Nyoman menguraikan bahwa Kejagung sukses memenuhi seluruh indikator transparansi, mulai dari penerapan Standar Akuntansi Pemerintah (SAP), penguatan sistem pengendalian internal yang efektif, hingga pengelolaan keuangan negara yang akuntabel sesuai undang-undang.
Meski begitu, BPK mengingatkan agar predikat WTP tidak dijadikan sebagai garis akhir, melainkan pondasi utama untuk memperkuat penegakan hukum dan meningkatkan penerimaan negara ke depannya.

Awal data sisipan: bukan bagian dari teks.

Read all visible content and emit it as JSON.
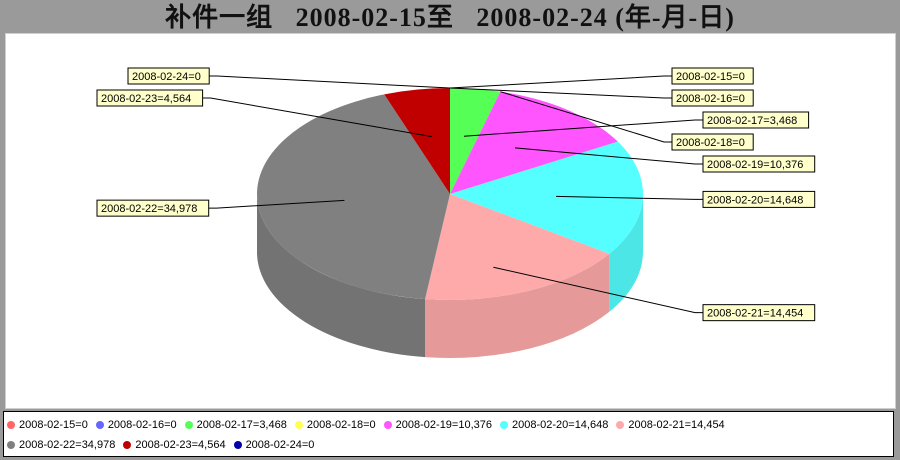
{
  "title": "补件一组   2008-02-15至   2008-02-24 (年-月-日)",
  "chart_data": {
    "type": "pie",
    "style": "3d",
    "title": "补件一组   2008-02-15至   2008-02-24 (年-月-日)",
    "slices": [
      {
        "date": "2008-02-15",
        "value": 0,
        "label": "2008-02-15=0",
        "color": "#ff6666"
      },
      {
        "date": "2008-02-16",
        "value": 0,
        "label": "2008-02-16=0",
        "color": "#6666ff"
      },
      {
        "date": "2008-02-17",
        "value": 3468,
        "label": "2008-02-17=3,468",
        "color": "#55ff55"
      },
      {
        "date": "2008-02-18",
        "value": 0,
        "label": "2008-02-18=0",
        "color": "#ffff55"
      },
      {
        "date": "2008-02-19",
        "value": 10376,
        "label": "2008-02-19=10,376",
        "color": "#ff55ff"
      },
      {
        "date": "2008-02-20",
        "value": 14648,
        "label": "2008-02-20=14,648",
        "color": "#55ffff"
      },
      {
        "date": "2008-02-21",
        "value": 14454,
        "label": "2008-02-21=14,454",
        "color": "#ffaaaa"
      },
      {
        "date": "2008-02-22",
        "value": 34978,
        "label": "2008-02-22=34,978",
        "color": "#808080"
      },
      {
        "date": "2008-02-23",
        "value": 4564,
        "label": "2008-02-23=4,564",
        "color": "#c00000"
      },
      {
        "date": "2008-02-24",
        "value": 0,
        "label": "2008-02-24=0",
        "color": "#0000aa"
      }
    ],
    "legend_placement": "bottom"
  }
}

"Kami harap opini ini dapat membantu membawakan dampak yang signifikan terhadap kemajuan penegakan hukum, penerimaan negara dan masyarakat bisa merasakan langsung," tutup Nyoman. (RaM/aNs)
Gen Z Takeaway
Slay! Kejagung resmi cetak decakill alias meraih opini WTP 10 kali berturut-turut dari BPK! BPK sendiri mengonfirmasi kalau predikat ini murni hasil kerja keras Kejagung yang berhasil mencapai tingkat efektivitas 94,8% (jauh di atas standar nasional 75%). Bukti nyata kalau tata kelola keuangan lembaga penegak hukum kita makin transparan dan accountable!